Дело о заикающемся троцкисте - Константинов Андрей Дмитриевич. Страница 45
— Нас интересует, какие меры вы принимаете по розыску Ягодкина? — подала я голос.
— Вообще-то, все меры мы уже приняли, — медленно, растягивая слова, начал отвечать участковый и почему-то внимательно посмотрел на Сергея, — мы его нашли. То есть нашли, что в его пропаже нет ничего криминального. Он жив-здоров, живет в каком-то садоводстве.
— На чем основывается ваша уверенность?
— На чем? На… На том, что я его видел. Да, я его видел. Вчера. Нет, позавчера. Он пил пиво около «Пантеры».
— Нет, правда?! — изумленно воскликнул Сережа.
— Да, — уверенно продолжал участковый, — я его ни с кем не мог спутать.
Стоял и пил пиво.
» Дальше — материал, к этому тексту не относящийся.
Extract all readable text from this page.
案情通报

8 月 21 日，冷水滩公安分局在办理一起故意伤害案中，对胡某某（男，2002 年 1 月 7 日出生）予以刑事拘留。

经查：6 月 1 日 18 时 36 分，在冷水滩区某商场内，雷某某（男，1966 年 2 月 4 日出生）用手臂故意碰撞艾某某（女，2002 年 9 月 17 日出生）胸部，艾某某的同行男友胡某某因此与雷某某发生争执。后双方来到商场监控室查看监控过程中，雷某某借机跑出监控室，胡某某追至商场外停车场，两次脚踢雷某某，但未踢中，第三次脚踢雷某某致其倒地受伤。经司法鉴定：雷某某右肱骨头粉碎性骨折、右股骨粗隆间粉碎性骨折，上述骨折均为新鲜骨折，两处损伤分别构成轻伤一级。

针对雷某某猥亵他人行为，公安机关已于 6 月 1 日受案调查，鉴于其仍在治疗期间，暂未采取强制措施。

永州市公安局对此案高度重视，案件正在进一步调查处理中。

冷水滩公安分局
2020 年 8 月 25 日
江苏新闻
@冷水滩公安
Так что эта история, мне кажется, не стоит вашего беспокойства.
Это был совсем неожиданный поворот.
Вяло попрощавшись, мы вышли на улицу.
Я окончательно во всем запуталась. Минут пять мы стояли молча, Сергей пристально вглядывался мне в лицо.
— Вот и закончилось наше расследование, — нарушил молчание он.
Так— то оно так. Но как я об этом скажу Обнорскому? Он ведь потребует предъявить Ягодкина, не поверит, что я этим делом вообще занималась.
— Нет, — вздохнула я, — так не пойдет.
Надо найти его и получить с него расписку, что он нашелся и не хочет, чтоб его дальше искали. Такие требования у моего начальства.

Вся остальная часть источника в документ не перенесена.